AKRO AGATE CO. (1910-1951)
The Akro Agate Company, perhaps the best known of the marble manufacturers and certainly the most prolific during most of their career, was formed in 1910 in Akron, Ohio, by George T. Rankin and Gilbert C. Marsh. They used as their trademark, which was registered the following year, a crow holding marbles in its feet and beak and flying through a capital "A." For the first three years of the company's existence they simply bought and repackaged marbles made by M.F. Christensen and Son Company. In fact, their shop, first located in the attic of the Wagner-Marsh Shoe Store at 72 S. Main Street and moved in 1912 to E. Exchange Street, was not too far away from the Christensen factory.
Meanwhile, M.F. Christensen's bookkeeper, Horace C. Hill, was embezzling money from his employer. Hill left the company in 1913 and joined up with Rankin and Marsh. In 1914, Hill moved the company to Clarksburg, West Virginia. Hill had applied for a patent on a marble-making machine in 1912 but it was at first rejected for being to similar to Martin Christensen's machine; perhaps Hill had stolen more than money from his employer. In 1915, a year following Akro Agate's relocation, and the same year in which Hill submitted a slightly different patent which was approved by the patent office (Patent #1164718), M.F. Christensen presented the courts with evidence of Hill's embezzlement. Hill paid back the $4,000 he had stolen, and died on March 31, 1916, not too long after the death of Martin Christensen.

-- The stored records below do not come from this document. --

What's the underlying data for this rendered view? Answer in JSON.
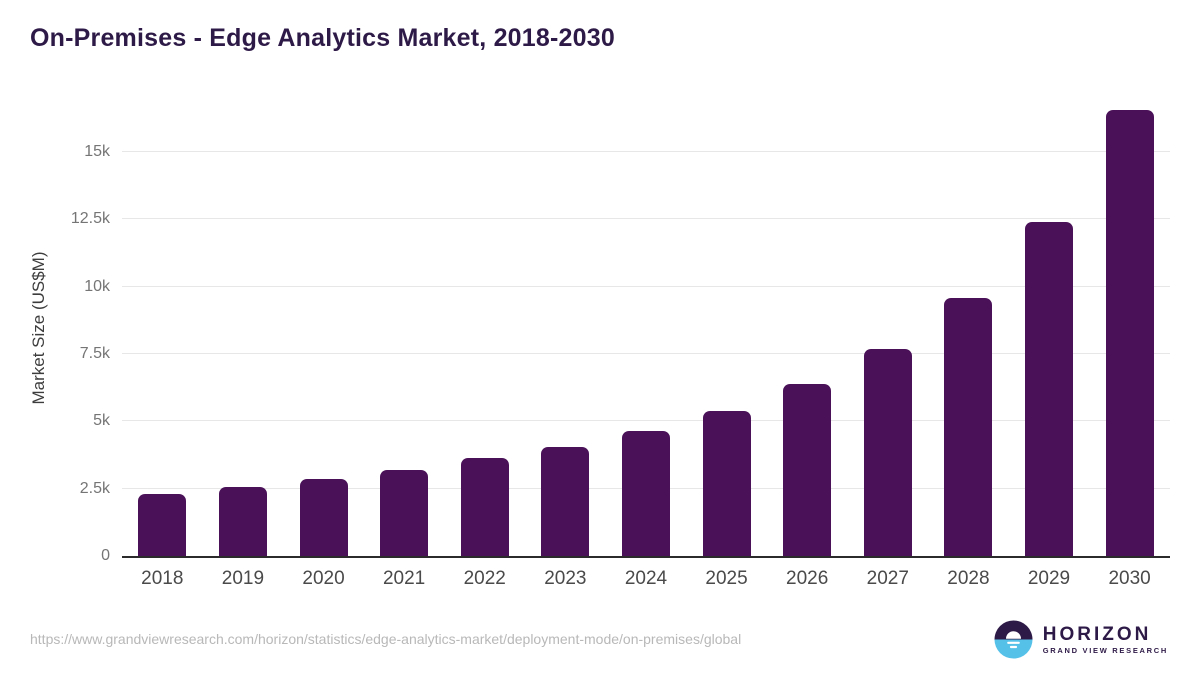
{
  "page": {
    "title": "On-Premises - Edge Analytics Market, 2018-2030",
    "source_url": "https://www.grandviewresearch.com/horizon/statistics/edge-analytics-market/deployment-mode/on-premises/global"
  },
  "logo": {
    "name": "HORIZON",
    "subtitle": "GRAND VIEW RESEARCH",
    "circle_top_color": "#2e1a47",
    "circle_bottom_color": "#56c1e8"
  },
  "chart_data": {
    "type": "bar",
    "title": "On-Premises - Edge Analytics Market, 2018-2030",
    "xlabel": "",
    "ylabel": "Market Size (US$M)",
    "categories": [
      "2018",
      "2019",
      "2020",
      "2021",
      "2022",
      "2023",
      "2024",
      "2025",
      "2026",
      "2027",
      "2028",
      "2029",
      "2030"
    ],
    "values": [
      2300,
      2550,
      2850,
      3200,
      3630,
      4050,
      4630,
      5400,
      6370,
      7670,
      9580,
      12380,
      16550
    ],
    "ylim": [
      0,
      17000
    ],
    "yticks": [
      0,
      2500,
      5000,
      7500,
      10000,
      12500,
      15000
    ],
    "ytick_labels": [
      "0",
      "2.5k",
      "5k",
      "7.5k",
      "10k",
      "12.5k",
      "15k"
    ],
    "bar_color": "#4a1158",
    "grid": true,
    "legend": false
  }
}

Akro Agate began marble production late in 1914. In 1919, the company hired John F. Early, who as General Superintendent, expanded Akro's operations and made major improvements to Hill's machines. A major enhancement was made in 1926 which allowed for more precision in the rounding of marbles (Patent #1761623). This also completely did away with having to hand-gather the glass prior to placing it in the marble-shaping machinery. A second improvement a couple years later (Patent #1880916) more than doubled the production capacity of Akro's machines. The patent for this was approved in 1932, but by this time Early had left Akro Agate (on May 1, 1930, to be exact).
During the 1920s Akro Agate grew into the leading manufacturer of marbles thanks in large part to Early's innovations. Also, Arnold Fiedler, who later supplied Christensen Agate with its unique glass colors, worked for Akro Agate until 1926 and brought to the company his skills in glass mixing, which lent to Akro's marbles beautiful and vibrant eye appeal.

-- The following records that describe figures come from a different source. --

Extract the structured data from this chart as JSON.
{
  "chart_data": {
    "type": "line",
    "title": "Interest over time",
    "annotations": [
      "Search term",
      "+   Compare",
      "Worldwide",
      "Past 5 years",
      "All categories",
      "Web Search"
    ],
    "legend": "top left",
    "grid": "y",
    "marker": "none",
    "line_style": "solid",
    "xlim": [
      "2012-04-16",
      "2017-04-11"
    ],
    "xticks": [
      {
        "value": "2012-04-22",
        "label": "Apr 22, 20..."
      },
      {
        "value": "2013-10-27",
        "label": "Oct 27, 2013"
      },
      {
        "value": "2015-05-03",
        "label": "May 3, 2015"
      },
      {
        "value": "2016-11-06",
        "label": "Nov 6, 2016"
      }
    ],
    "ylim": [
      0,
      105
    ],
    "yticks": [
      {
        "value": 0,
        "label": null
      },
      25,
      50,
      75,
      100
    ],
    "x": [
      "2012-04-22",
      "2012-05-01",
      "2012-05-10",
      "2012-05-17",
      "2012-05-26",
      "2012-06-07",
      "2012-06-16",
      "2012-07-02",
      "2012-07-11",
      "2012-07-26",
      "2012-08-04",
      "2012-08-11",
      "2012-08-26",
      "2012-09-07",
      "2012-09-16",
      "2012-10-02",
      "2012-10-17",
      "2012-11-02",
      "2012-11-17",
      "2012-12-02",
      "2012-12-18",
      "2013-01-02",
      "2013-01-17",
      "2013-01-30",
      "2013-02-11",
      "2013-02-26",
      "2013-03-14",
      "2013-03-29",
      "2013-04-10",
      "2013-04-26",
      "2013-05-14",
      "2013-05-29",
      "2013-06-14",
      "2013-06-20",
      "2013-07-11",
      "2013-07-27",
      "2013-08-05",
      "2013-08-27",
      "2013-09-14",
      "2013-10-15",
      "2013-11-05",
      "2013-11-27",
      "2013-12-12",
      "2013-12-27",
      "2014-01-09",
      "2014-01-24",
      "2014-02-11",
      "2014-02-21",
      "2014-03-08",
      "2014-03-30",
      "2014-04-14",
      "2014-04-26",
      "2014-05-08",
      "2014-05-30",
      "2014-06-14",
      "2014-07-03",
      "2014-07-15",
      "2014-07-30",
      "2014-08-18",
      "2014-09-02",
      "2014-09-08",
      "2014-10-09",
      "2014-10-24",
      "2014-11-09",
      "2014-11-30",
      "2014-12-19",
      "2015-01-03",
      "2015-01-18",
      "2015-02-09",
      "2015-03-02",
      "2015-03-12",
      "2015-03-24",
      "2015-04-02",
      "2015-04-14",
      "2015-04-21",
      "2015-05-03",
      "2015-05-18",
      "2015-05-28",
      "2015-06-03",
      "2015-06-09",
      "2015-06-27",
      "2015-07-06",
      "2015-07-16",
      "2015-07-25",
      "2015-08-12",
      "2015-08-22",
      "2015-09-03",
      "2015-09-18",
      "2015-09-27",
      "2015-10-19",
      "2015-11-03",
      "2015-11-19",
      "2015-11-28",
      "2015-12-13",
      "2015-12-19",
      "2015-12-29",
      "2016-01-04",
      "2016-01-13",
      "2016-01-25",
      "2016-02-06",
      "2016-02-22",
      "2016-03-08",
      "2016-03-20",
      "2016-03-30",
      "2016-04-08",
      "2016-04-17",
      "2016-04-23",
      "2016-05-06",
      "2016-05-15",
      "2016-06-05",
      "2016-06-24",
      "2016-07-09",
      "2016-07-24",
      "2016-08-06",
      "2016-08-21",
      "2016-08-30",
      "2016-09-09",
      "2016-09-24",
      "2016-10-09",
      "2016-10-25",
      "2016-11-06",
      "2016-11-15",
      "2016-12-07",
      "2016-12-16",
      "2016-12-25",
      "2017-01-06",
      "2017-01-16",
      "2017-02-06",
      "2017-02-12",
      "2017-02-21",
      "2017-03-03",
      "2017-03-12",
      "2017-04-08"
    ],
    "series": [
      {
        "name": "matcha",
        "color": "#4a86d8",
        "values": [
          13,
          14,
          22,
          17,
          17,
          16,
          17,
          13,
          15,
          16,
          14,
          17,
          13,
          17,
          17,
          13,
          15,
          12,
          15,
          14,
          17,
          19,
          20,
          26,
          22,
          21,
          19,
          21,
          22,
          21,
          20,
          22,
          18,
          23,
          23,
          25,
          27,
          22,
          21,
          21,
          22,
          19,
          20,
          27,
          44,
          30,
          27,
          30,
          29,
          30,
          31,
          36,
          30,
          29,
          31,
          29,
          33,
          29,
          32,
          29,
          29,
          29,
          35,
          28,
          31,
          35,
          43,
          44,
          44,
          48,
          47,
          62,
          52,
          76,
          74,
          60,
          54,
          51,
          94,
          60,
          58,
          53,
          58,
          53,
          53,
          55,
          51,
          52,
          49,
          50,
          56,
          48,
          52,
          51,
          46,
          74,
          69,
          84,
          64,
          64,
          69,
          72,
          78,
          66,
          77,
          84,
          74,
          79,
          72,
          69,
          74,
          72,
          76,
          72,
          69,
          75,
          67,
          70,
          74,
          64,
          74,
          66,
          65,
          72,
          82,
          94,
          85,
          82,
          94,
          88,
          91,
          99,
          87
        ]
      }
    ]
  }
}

The 1930s saw some troubles for Akro Agate, as some of their key employees resigned at the beginning of the decade. Some of these went on the form the Master Marble Company. Sales of marbles declined everywhere toward the latter years of the decade and slowed even more in the subsequent decade. Akro began producing other glass objects during this period, including ashtrays, powder jars, jardinieres, vases, decorative flower pots, candlesticks, bowls, dishes, and more. These met with moderate success. Their line of colorful children's dishes did not sell well at first, but with the onset of America's involvement in World War II and the concomitant halt of imported Japanese toys they soon became more popular. However, this diversification did not pull Akro Agate from its decline, and by 1951 it closed down for good.

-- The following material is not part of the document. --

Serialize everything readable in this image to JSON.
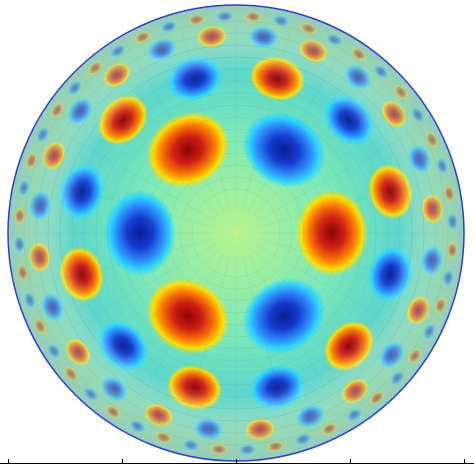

The Akro Agate factory site as it exists today covers some two acres. Late in 1997 and into early 1998 one of the buildings was demolished, revealing large numbers of discarded marbles beneath the foundation. Many experimental types, which were rejected by the company, were discovered due to this incident. This find was termed the "Old Annex" site. Toward the end of 1998 an additional discovery was made in the drainage system used by the factory. Dubbed the "French Drain" site, it yielded multitudes of marbles, again many of them experimental varieties that did not "make the grade." Several new oxblood marble types have entered the market as a consequence of the frantic digging that took place here. Apparently, digging at the site continues to this day, though it is illegal to do so.